Interstices [with Amir ElSaffar]
2017

Chanteur bouleversant, trompettiste de jazz et joueur de santur (sorte de cymbalum d'origine iranienne), Amir ElSaffar tente de tracer son chemin entre l'écriture et la transmission orale. Et nous tentons de le suivre ! Au centre de son travail se trouvent l'apprentissage des échelles micro-tonales, l'usage mélodique qu'en tire le musicien, les affects qu'elles expriment — la langue arabe désignant du mot de maqâm ces trois questions qui n'en font qu'une.

Confronté à la musique des maqâms (dont la tradition traverse les mondes arabe, perse et turc), le musicien de formation occidentale est soudain saisi d'un embarras particulier ; la moindre fatigue, le plus léger doute sur lui-même, et voilà qu'il se sent comme une brute jetée au sein d'un monde en porcelaine.
C'est bien fini — se dit-il alors en secret — c'est bien fini de frapper les notes pour ce qu'elles sont ! Et tes chères extended techniques n'y pourront rien, gros malin !

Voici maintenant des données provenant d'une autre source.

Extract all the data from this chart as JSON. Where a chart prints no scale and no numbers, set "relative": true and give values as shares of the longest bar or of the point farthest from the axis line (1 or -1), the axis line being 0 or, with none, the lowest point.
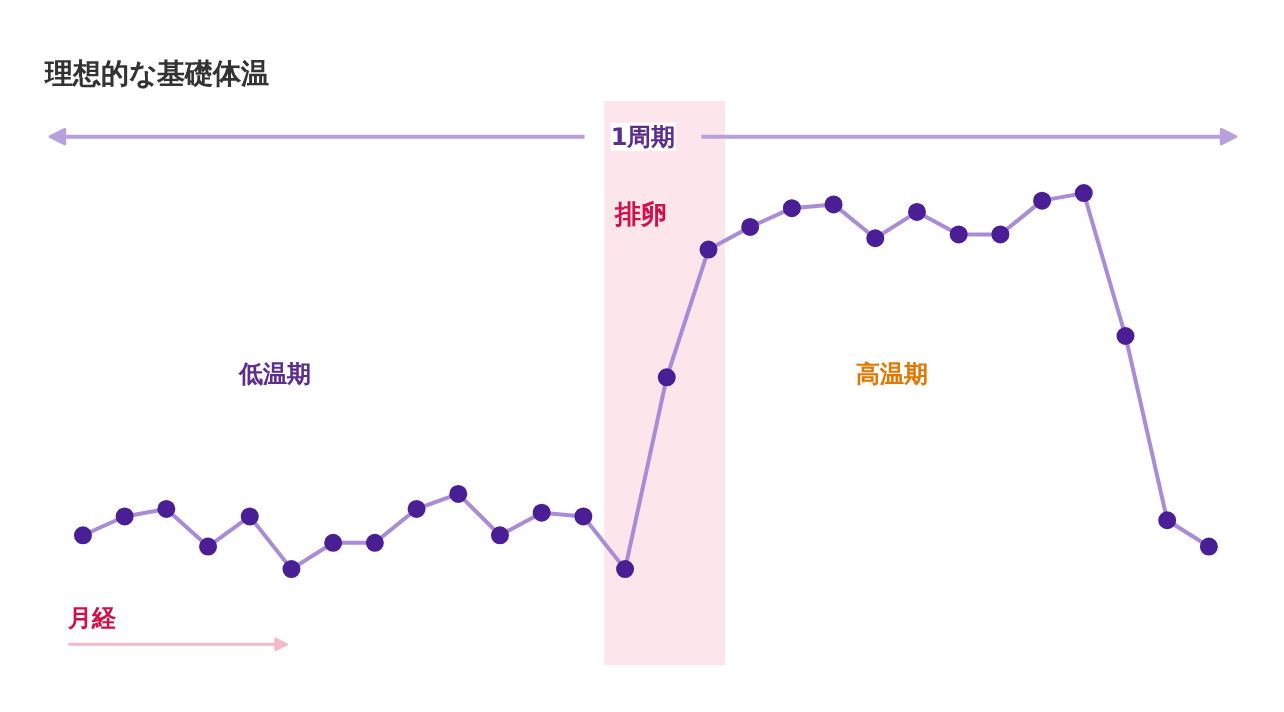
{
  "chart_data": {
    "type": "line",
    "title": "理想的な基礎体温",
    "relative": true,
    "marker": "circle",
    "line_style": "solid",
    "categories": [
      null,
      null,
      null,
      null,
      null,
      null,
      null,
      null,
      null,
      null,
      null,
      null,
      null,
      null,
      null,
      null,
      null,
      null,
      null,
      null,
      null,
      null,
      null,
      null,
      null,
      null,
      null,
      null
    ],
    "series": [
      {
        "color": "#a98bd6",
        "values": [
          0.09,
          0.14,
          0.16,
          0.06,
          0.14,
          0,
          0.07,
          0.07,
          0.16,
          0.2,
          0.09,
          0.15,
          0.14,
          0,
          0.51,
          0.85,
          0.91,
          0.96,
          0.97,
          0.88,
          0.95,
          0.89,
          0.89,
          0.98,
          1,
          0.62,
          0.13,
          0.06
        ]
      }
    ],
    "annotations": [
      "1周期",
      "低温期",
      "高温期",
      "月経",
      "排卵"
    ]
  }
}
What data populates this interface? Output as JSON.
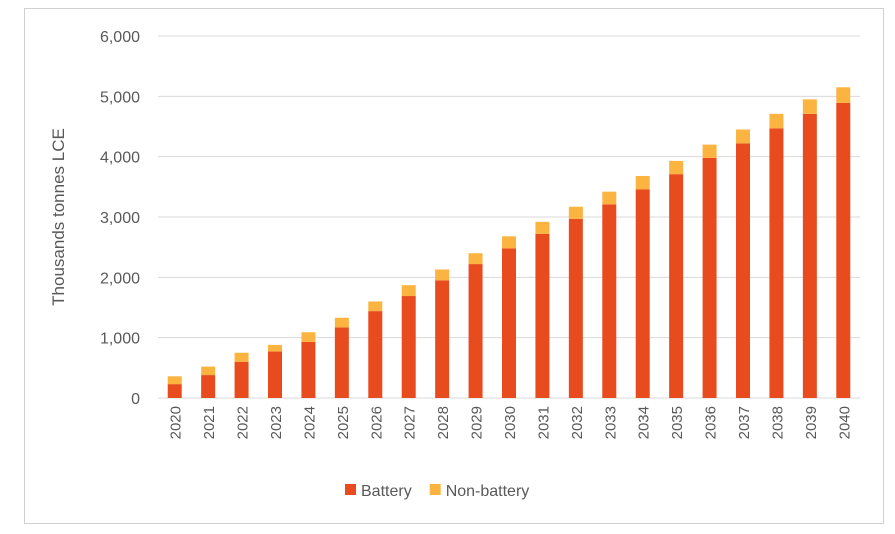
{
  "chart_data": {
    "type": "bar",
    "stacked": true,
    "title": "",
    "xlabel": "",
    "ylabel": "Thousands tonnes LCE",
    "ylim": [
      0,
      6000
    ],
    "yticks": [
      0,
      1000,
      2000,
      3000,
      4000,
      5000,
      6000
    ],
    "ytick_labels": [
      "0",
      "1,000",
      "2,000",
      "3,000",
      "4,000",
      "5,000",
      "6,000"
    ],
    "grid": true,
    "legend_position": "bottom",
    "categories": [
      "2020",
      "2021",
      "2022",
      "2023",
      "2024",
      "2025",
      "2026",
      "2027",
      "2028",
      "2029",
      "2030",
      "2031",
      "2032",
      "2033",
      "2034",
      "2035",
      "2036",
      "2037",
      "2038",
      "2039",
      "2040"
    ],
    "series": [
      {
        "name": "Battery",
        "color": "#e84c1e",
        "values": [
          230,
          380,
          600,
          770,
          930,
          1170,
          1440,
          1690,
          1950,
          2220,
          2480,
          2720,
          2970,
          3210,
          3460,
          3710,
          3980,
          4220,
          4470,
          4710,
          4890
        ]
      },
      {
        "name": "Non-battery",
        "color": "#fbb440",
        "values": [
          130,
          140,
          150,
          110,
          160,
          160,
          160,
          180,
          180,
          180,
          200,
          200,
          200,
          210,
          220,
          220,
          220,
          230,
          240,
          240,
          260
        ]
      }
    ]
  }
}
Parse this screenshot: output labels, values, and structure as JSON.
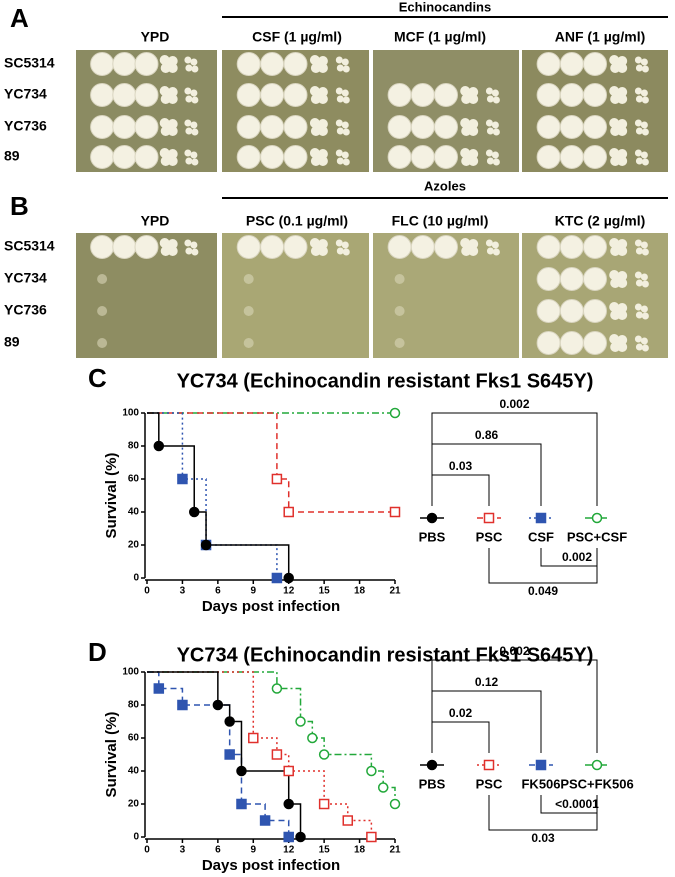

Total reset : il faut désormais ralentir la lecture, libérer du temps pour l'étude calme, déplier les modes l'un après l'autre, laisser monter une voix infiniment modulée qui sculpte chaque intonation comme au matin du monde. Car le mode est un monde, et un mood : celui du midi n'est pas celui du soir, la louange d'être en vie n'est pas la plainte amoureuse, etc.

Américain d'origine iraquienne, Amir ElSaffar a brûlé ses vingt ans dans l'étude des maqâms. Puis il a traversé beaucoup de musique occidentale : la musique classique et le jazz — surtout le jazz (à écouter : son band Rivers of Sound) . A la trompette comme au chant, la justesse de son phrasé ferait pleurer un caillou.

ElSaffar nous a fait le plaisir d'un séminaire à Royaumont (1), de quelques leçons de maqâms, d'un bouquet de morceaux jetés sur le papier, qui font la part belle au travail des polyrythmes. Sans doute n'y a-t-il pas d'interface automatique entre les mondes, pas de surface massive de transcodage ; émergent pourtant des respirations communes, l'exaltation douce des travaux interminables, la promesse d'un universel possible : des interstices.
JLP

(1)Merci à Royaumont, merci à Fabrizio Cassol.